Argument strand represents whether the data are from a strand-specific (default is false). When the data is not strand-specific, a read is always overlapping with a feature independently of whether maps to the same or the opposite strand. For strand-specific data, the read has to be mapped to the same strand as the feature.

min defines the minimum amount of overlaps a given feature must have, at least, to be kept (default: 0, i.e., keep all counts). If you just want to discard features that are exactly zero, you should set the discard_zeros argument to True.

normalization specifies if and how to normalize to take into account feature size:

  • {raw} (default) is no normalization
  • {normed} is the result of the {raw} mode divided by the size of the feature
  • {scaled} is the result of the {normed} mode scaled up so that the total number of counts is identical to the {raw} (within rounding error)

Unmapped inserts are included in the output if {include_minus1} is true (default: False).

substrim

Given a read, returns another that is the biggest sub-sequence with a given minimum quality. For example:

read = substrim(read, min_quality=25)

Argument:

ShortRead

Return:

ShortRead

Arguments

Name Type Required Default Value
min_quality Integer yes  

min_quality parameter defines the minimum quality accepted for the sub-sequence.

endstrim

Given a read, trim from both ends (5’ and 3’) all bases below a minimal quality. For example:

read = endstrim(read, min_quality=25)

Argument:

ShortRead

Return:

ShortRead

Arguments

Name Type Required Default Value
min_quality Integer yes  

min_quality parameter defines the minimum quality value.

write

Writes an object to disk.

ReadSet

Argument:

Any

Return:

Void

Arguments by value:

Name Type Required Default Value
ofile String yes
format String no

The argument ofile is where to write the content.

The output format is typically determined from the ofile extension, but the format argument overrides this.

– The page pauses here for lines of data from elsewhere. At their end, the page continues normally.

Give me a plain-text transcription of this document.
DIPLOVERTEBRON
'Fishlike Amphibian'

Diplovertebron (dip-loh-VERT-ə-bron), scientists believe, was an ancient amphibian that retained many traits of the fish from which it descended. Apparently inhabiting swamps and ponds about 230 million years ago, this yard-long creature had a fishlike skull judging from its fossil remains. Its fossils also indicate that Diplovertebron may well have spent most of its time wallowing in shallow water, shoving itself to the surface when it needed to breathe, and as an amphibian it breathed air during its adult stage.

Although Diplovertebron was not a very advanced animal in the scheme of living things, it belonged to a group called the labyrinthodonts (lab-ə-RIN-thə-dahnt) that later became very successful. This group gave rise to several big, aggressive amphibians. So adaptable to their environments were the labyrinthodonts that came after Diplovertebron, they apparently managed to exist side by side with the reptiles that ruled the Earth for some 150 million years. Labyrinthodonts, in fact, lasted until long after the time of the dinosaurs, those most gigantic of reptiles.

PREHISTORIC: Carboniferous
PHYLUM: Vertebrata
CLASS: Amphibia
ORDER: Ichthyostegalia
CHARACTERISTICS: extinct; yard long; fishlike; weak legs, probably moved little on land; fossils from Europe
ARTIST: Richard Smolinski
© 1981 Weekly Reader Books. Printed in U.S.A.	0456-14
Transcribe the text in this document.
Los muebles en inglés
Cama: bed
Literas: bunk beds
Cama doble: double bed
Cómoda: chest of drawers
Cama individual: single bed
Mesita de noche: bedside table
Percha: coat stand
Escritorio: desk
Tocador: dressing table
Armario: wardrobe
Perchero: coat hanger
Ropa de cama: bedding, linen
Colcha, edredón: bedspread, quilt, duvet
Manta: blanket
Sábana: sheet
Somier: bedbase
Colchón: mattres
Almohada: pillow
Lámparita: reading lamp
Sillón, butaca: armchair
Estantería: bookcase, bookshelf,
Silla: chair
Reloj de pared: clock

Supported formats:

  • CountsTable: {tsv} (default) or {csv}: use TAB or COMMA as a delimiter
  • MappedReadSet: {sam} (default) or {bam}
  • ReadSet: FastQ format, optionally compressed (depending on the extension).

print

Print function allows to print a NGLessObject to IO.

Argument:

NGLessObject

Return:

Void

Arguments by value:

none

readlines

Reads a text file and returns a list with all the strings in the file

Argumment

string: the filename

Example

readlines is useful in combination with the parallel module, where you can then use the lock1 function to process a large set of inputs:

sample = lock1(readlines('samplelist.txt'))